Solaris tape devices all live under /dev/rmt, where rmt stands for Raw Magnetic Tape device.

First tape device name: /dev/rmt/0
Second tape device name: /dev/rmt/1

Each tape device also has special characters added after it to specify density and the characteristics of the drive that you want to use.

So the actual format you’d use to address a drive would be /dev/rmt/XY, where:

  • X is tape drive number such as 0, 1 etc.
  • Y can be any one of following
    • l – Low density
    • m – Medium density
    • h – High density
    • u – Ultra density
    • c – Compressed density
    • n – No rewinding

It’s actually pretty straightforward. If you want to use tar to backup to your first tape drive, using compressing, and not rewinding the media afterwards (so you can append to the backup), you’d use the device /dev/rmt/0cn

On top of this, Solaris comes with a utility called mt, which is used to carry out some simple tape operations.

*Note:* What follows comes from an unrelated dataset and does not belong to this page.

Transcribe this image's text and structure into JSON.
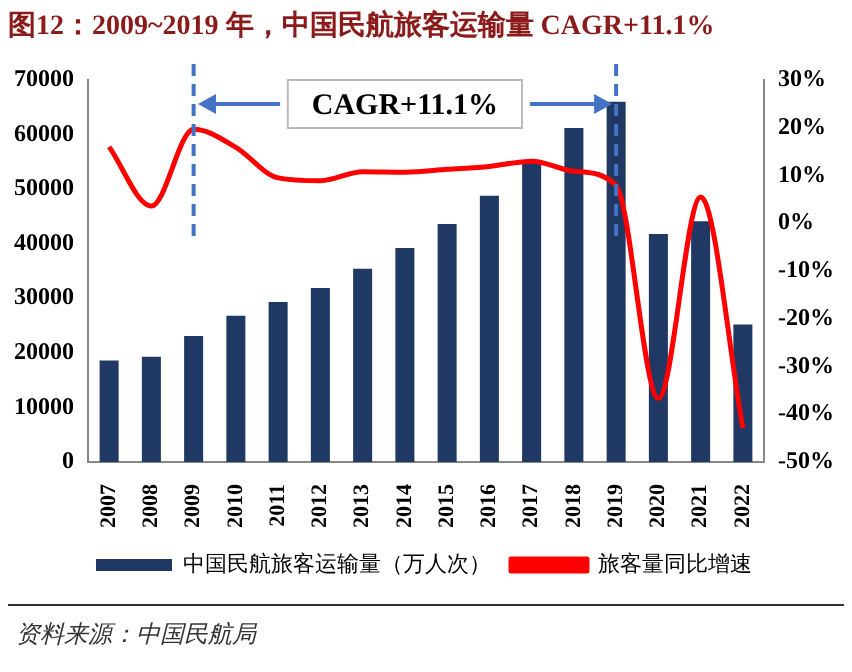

mt takes the -f option to specific which device it should talk to, and it then mainly used for these three options:

  1. Rewinding a tape
    # mt –f /dev/rmt/0 rewind
  2. Display the status of a tape drive
    # mt –f /dev/rmt/0 status
  3. Retensioning a tape
    # mt –f /dev/rmt/0 retension

Most people will have some sort of front end software to handle their tape backups – Oracle RMAN, Networker, Netbackup or similar – but if you need to do a quick test, or are just using tar or another backup utility, then this post should point you in the right direction.